Falsch. Von den "Sparpaketen" wurden die "Einnahmeerhöhungspakete" umgesetzt. Die gezielten Ausgabenkürzungen im Staatsapparat an sich und besonders der Verwaltung und halböffentlicher Unternehmen sind nicht wirklich angefangen worden.
Erst wird das Volk ausgepresst bevor der Filz dran glauben muss. Die machen garantiert eher ne Schule zu wie eine Verwaltung. Denn gegen die Schulschließung demonstriert das Volk und die Verwaltungsfuzzis laufen bei der Demo ganz vorne mit.
Rösler hat mit seinen Aschermittwochs-Ausfällen höchstens bewiesen, dass er nur ein niedersächsischer Provinzpolitiker geblieben ist, der das Bedürfnis hat, sein unterbelichtetes Profil als "führender" Bundespolitiker zu schärfen.
Noch so berechtigte Kritik an ausländischen Regierungen breitet man nicht in der Aschermittwochsbütt vor bierseligen Anhängern aus; dafür gibt es Kabinettstische, an denen wohl Phipsy Rösler weniger durchsetzungsfähig ist.
Dass er sich in der Bundespräsidenten-Findung durch sein Vorpreschen für Gauck wie ein Retter des Volkes aufspielte und wie ein Besoffener das Aschermittwochspublikum angröhlte war nicht minder peinlich...
Falsch! Seit 2010 sind mehrere Sparpakete beschlossen worden. So weit so gut. Umgesetzt hat der korrupte Beamtenapparat davon allerdings kaum etwas. Am Allerwenigsten das, was ihn selbst betrifft.
...Sie haben keine Ahnung, von dem was in Griechenland abläuft, das haben Sie nun schon oft genug demonstriert, es sind seit 2010 bereits diverse "Sparpakete" umgesetzt worden und was wir erleben ist DIE FOLGE davon. Ihre undifferenzierte Hetze kann nicht darüber hinwegtäuschen, dass die griechische Bevölkerung erheblich unter den Totspardiktat von IWF, EZB und Merkozy leidet.
Und was die Demonstrationen betrifft: Wie würden Sie reagieren, wenn man Ihnen das Gehalt von heute auf morgen um 60% kürzte, weil die Regierung finanzpolitisch versagt hat? Entspannt abwarten, bis alles auf geheimnisvolle Weise wieder besser wird?

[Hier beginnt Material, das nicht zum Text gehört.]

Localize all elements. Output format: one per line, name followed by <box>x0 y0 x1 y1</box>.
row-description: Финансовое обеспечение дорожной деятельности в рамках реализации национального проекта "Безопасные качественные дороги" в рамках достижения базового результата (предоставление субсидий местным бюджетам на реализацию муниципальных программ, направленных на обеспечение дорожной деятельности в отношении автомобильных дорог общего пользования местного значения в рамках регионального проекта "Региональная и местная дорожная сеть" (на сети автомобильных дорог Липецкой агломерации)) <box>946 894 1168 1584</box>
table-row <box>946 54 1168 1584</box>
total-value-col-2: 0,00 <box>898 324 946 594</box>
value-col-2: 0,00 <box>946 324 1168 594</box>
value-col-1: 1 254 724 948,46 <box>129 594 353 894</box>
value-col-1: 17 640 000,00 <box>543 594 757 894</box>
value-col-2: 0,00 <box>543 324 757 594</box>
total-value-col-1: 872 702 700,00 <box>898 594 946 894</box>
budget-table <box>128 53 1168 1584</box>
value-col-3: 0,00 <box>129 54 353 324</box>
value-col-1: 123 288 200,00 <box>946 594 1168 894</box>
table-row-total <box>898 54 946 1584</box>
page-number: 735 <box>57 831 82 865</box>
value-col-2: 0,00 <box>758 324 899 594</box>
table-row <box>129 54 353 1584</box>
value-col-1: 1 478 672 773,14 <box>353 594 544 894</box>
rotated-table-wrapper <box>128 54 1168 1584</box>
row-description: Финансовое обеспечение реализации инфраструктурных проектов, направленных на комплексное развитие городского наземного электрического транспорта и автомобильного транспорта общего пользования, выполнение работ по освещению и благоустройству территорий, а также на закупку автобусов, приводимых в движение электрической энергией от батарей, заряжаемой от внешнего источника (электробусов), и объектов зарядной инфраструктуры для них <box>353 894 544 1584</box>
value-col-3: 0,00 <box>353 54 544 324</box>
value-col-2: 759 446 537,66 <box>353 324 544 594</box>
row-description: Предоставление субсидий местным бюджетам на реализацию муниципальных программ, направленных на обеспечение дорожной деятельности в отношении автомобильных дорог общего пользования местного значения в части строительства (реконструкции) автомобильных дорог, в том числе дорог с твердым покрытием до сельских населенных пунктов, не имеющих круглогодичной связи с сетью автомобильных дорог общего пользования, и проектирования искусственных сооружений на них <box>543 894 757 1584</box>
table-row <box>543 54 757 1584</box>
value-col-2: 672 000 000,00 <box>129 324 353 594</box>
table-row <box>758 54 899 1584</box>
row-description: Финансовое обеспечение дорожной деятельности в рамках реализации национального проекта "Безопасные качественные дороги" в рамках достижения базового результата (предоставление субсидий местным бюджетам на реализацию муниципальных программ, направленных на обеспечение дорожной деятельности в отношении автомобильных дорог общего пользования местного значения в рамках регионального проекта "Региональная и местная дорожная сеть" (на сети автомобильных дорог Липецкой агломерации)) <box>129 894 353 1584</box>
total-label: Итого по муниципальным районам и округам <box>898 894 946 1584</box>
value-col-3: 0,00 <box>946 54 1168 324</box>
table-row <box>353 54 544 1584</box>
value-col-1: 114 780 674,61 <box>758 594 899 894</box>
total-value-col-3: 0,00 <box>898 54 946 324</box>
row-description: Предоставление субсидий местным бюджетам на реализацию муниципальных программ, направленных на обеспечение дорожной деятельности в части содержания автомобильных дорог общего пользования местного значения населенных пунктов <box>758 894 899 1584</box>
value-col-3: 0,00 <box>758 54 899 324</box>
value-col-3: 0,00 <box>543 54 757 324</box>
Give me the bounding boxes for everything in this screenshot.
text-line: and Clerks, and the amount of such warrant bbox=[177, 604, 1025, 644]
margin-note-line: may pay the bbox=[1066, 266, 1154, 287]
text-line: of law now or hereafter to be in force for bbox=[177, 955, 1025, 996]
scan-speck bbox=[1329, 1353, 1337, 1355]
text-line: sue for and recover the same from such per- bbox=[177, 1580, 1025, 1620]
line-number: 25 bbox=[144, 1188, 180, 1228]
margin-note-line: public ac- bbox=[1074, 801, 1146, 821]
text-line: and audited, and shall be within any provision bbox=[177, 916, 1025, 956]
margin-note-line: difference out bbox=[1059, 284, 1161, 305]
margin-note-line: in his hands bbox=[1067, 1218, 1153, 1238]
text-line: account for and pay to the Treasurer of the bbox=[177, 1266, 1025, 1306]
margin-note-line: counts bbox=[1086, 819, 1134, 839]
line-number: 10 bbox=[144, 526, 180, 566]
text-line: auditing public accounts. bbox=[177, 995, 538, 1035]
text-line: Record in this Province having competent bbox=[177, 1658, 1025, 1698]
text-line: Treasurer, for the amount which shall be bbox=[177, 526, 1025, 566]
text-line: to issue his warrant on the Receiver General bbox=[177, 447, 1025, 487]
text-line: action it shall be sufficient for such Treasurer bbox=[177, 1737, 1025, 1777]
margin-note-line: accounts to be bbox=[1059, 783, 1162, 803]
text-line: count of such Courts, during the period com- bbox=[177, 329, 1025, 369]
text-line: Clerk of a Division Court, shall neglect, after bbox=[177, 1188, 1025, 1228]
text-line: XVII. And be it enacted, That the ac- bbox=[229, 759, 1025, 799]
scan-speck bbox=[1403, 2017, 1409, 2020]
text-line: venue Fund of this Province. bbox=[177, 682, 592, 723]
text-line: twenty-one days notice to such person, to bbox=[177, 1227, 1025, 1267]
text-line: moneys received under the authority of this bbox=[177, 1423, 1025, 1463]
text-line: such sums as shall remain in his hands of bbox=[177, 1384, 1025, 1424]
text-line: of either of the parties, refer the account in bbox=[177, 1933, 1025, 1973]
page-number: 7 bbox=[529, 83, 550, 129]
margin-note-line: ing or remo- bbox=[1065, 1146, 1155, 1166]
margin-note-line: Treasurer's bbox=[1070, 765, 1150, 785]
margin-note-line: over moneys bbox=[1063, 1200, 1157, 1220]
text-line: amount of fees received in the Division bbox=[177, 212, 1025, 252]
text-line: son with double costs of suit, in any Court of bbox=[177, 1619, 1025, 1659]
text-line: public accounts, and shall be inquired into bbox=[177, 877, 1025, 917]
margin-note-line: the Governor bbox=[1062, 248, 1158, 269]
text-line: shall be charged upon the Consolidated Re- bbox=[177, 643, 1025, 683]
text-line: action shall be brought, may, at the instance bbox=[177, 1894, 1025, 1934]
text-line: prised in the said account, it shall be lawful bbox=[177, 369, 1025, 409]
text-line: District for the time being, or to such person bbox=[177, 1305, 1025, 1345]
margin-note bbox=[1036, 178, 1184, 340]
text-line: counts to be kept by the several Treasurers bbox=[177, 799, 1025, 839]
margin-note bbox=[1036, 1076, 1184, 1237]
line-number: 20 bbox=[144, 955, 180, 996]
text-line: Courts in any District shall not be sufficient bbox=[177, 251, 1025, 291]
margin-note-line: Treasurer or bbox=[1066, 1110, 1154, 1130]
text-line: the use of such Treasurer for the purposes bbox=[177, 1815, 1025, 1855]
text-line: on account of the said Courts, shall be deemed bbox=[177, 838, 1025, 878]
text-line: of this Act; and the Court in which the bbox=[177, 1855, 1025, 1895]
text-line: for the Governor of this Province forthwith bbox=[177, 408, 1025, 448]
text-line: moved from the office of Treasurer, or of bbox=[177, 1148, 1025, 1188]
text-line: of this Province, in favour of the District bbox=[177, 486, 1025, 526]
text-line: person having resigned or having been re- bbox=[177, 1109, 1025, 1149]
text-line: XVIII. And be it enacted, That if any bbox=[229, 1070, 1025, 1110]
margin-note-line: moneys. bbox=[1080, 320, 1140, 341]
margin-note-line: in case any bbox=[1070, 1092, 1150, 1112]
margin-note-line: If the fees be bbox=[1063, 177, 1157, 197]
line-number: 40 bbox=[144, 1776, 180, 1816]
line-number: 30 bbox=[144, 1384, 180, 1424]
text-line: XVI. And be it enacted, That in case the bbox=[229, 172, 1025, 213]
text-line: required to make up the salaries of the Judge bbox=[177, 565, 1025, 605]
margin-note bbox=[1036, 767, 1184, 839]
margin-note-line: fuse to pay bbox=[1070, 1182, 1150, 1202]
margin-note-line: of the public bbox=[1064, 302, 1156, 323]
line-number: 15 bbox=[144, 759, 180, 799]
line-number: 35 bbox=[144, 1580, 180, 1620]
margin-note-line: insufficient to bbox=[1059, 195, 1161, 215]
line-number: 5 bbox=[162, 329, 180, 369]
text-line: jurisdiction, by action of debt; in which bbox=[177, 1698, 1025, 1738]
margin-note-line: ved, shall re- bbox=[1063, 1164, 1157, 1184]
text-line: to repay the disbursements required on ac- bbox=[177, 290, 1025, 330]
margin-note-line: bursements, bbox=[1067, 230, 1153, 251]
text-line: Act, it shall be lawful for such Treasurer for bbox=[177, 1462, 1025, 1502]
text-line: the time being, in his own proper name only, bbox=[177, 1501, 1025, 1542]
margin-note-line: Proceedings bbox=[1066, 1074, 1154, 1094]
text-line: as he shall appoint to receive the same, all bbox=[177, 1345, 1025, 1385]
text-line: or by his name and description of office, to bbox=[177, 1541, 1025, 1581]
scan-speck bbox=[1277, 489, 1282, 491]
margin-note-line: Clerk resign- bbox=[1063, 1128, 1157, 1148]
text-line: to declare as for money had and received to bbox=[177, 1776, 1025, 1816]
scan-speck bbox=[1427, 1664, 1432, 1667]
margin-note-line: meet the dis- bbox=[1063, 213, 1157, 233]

Während die komplette EU daran arbeitet die Dinge nur zu verschlimmern?
Die "Rettungspakete" Politik Merkozys funktioniert nicht und sie kann es auch nicht: Vorgestern wurde zum wiederholten Male eine große Tranche freigegebn, EINEN Tag später stuft Fitch GR noch weiter ab. Es geht um "das Vertrauen der Märkte"? Was hier geschieht feuert die Spekulationen nur immer weiter an.